Minusnya pelaksanaan butir-butir Memorandum of Understanding sebenarnya akan menjadi alat ukur kepada berbagai pihak untuk menafsir kemungkinan-kemungkinan yang akan terjadi di Aceh, dan yang sangat dikhawatirkan hal ini akan mendorong lambannya pergerakan pembangunan ekonomi rakyat.

World Achehnese Association (WAA) menyayangkan jika MoU tidak tuntas dan benar-benar di laksanakan di Aceh sesuai dengan amanah kesepakatan, maka akan menimbulkan berbagai kesan negative, sehingga tidak tertutup kemungkinan perdamaian Aceh akan menjadi sebuah perdamaiaan yang tidak damai.

Acara yang dilaksanakan pada sabtu 15 agustus 2009 ini di buka pada jam 3.10 menit dan di tutup pada jam 5.15 petang, dengan doa kepada para pejuang dan pahlawan bansa yang telah lebih dulu meninggal, semoga mereka mendapat tempat yang baik.

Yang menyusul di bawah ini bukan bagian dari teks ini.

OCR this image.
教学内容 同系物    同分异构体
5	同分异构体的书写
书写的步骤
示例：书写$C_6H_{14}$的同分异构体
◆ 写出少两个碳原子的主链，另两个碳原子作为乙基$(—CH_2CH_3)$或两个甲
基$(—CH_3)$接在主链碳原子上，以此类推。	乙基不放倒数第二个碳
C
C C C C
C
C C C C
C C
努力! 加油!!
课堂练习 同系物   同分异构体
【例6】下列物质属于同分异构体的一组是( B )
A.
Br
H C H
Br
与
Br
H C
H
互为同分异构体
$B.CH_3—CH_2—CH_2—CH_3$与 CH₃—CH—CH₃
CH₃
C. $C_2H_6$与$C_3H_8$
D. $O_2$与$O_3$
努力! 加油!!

Dengan tidak menghilangkan rasa hormat kepada semua pihak, maka setelah menyimak dan meneliti MoU, WAA Headquarter Denmark sebagai pelaksana acara bersama peserta yang hadir cuba menggaris bawahi beberapa artikel untuk di saran agar diimplimentasikan di Aceh, jika memang belum dilaksanakan sesuai dengan kesepakatan.

Hal ini kami lakukan mengingat salah satu alinia kusus di halaman terakhir Memorandum of Understanding tertulis, Pemerintah RI dan GAM tidak akan mengambil tindakan yang tidak konsisten dengan rumusan atau semangat Nota Kesepahaman ini, yang di tanda tangani Hamid Awaluddin Menteri Hukum dan HAM (A.n. Pemerintah Republik Indonesia), Malik Mahmud (A.n. Gerakan Aceh Merdeka), dan Disaksikan oleh, Martti Ahtisaari (Mantan Presiden Finlandia, Ketua Dewan Direktur Crisis Management Initiative, Fasilitator proses negosiasi).

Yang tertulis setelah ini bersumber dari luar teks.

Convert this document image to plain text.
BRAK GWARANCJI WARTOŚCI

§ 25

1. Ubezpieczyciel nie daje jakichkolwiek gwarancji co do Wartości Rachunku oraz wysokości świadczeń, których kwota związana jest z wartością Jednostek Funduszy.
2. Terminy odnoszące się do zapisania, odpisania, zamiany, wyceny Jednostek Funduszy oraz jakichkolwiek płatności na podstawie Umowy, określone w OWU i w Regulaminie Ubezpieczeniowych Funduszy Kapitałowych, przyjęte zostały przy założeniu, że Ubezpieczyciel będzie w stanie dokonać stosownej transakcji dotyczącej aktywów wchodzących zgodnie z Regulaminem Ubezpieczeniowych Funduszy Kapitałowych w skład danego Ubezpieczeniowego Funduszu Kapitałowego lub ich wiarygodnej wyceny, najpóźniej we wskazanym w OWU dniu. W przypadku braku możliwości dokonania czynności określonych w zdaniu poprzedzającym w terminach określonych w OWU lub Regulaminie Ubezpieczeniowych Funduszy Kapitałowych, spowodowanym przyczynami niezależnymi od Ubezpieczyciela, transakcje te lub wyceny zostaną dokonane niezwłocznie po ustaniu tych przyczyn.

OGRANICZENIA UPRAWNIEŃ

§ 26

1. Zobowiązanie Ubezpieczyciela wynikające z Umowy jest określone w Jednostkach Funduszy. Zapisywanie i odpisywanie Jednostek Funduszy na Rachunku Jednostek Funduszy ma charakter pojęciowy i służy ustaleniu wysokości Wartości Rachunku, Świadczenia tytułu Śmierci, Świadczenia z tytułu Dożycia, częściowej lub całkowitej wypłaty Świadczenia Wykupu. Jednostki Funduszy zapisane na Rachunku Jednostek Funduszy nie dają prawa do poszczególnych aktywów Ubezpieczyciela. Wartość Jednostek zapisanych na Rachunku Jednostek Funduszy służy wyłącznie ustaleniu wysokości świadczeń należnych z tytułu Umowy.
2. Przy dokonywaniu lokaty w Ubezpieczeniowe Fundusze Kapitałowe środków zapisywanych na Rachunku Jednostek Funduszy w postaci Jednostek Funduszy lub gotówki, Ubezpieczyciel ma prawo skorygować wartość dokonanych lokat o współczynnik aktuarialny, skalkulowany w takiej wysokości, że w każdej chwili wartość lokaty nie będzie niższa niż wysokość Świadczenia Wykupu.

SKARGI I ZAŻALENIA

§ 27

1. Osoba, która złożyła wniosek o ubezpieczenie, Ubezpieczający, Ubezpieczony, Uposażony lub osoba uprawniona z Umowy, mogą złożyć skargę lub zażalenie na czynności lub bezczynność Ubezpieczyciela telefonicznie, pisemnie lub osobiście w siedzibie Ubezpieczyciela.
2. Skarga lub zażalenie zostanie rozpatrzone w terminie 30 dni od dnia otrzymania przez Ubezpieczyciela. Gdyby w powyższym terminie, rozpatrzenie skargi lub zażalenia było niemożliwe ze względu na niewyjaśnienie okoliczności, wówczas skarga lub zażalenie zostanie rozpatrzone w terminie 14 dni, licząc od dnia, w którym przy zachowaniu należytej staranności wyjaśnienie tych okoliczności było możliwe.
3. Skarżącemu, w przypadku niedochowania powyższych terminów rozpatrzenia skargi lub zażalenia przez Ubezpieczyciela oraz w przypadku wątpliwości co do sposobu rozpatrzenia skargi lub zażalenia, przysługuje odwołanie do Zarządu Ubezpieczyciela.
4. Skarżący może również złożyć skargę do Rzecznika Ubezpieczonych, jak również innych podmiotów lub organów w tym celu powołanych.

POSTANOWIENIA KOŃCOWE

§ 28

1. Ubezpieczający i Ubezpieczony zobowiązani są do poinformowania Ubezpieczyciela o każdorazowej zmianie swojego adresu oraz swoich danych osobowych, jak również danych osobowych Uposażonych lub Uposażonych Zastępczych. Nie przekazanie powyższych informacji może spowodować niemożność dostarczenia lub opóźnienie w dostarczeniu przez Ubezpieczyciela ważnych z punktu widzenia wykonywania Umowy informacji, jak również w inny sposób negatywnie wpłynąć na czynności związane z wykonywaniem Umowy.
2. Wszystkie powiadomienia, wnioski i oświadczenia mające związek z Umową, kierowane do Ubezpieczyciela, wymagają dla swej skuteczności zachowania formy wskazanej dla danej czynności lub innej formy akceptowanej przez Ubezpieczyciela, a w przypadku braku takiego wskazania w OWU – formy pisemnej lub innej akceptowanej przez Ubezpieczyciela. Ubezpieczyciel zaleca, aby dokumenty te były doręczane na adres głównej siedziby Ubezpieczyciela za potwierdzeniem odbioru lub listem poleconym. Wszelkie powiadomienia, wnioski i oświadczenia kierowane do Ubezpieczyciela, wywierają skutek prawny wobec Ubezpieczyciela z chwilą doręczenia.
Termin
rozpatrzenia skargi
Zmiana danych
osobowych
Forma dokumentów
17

Di bawah ini adalah antara isi perjanjian damai RI dan GAM yang menurut kami belum di laksanakan sesuai dengan amanah MoU Helsinki,

1. Penyelenggaraan Pemerintahan di Aceh

1.1.2. Undang-undang baru tentang Penyelenggaraan Pemerintahan di Aceh akan didasarkan pada prinsip-prinsip sebagai berikut:

a) Aceh akan melaksanakan kewenangan dalam semua sektor publik, yang akan diselenggarakan bersamaan dengan administrasi sipil dan peradilan, kecuali dalam bidang hubungan luar negeri, pertahanan luar, keamanan nasional, hal ikhwal moneter dan fiskal, kekuasaan kehakiman dan kebebasan beragama, dimana kebijakan tersebut merupakan kewenangan Pemerintah Republik Indonesia sesuai dengan Konstitusi.

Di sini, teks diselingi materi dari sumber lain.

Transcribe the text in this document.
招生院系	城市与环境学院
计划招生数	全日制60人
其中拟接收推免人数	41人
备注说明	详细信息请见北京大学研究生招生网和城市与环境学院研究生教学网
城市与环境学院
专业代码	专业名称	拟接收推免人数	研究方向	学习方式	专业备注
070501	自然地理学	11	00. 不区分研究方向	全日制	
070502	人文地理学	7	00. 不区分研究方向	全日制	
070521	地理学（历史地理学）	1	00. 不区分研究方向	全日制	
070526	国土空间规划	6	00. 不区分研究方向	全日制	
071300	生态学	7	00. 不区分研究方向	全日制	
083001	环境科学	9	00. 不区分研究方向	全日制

b) Persetujuan-persetujuan internasional yang diberlakukan oleh Pemerintah Indonesia yang terkait dengan hal ikhwal kepentingan khusus Aceh akan berlaku dengan konsultasi dan persetujuan legislatif Aceh.

c) Keputusan-keputusan Dewan Perwakilan Rakyat Republik Indonesia yang terkait dengan Aceh akan dilakukan dengan konsultasi dan persetujuan legislatif Aceh.
d) Kebijakan-kebijakan administratif yang diambil oleh Pemerintah Indonesia berkaitan dengan Aceh akan dilaksanakan dengan konsultasi dan persetujuan Kepala Pemerintah Aceh.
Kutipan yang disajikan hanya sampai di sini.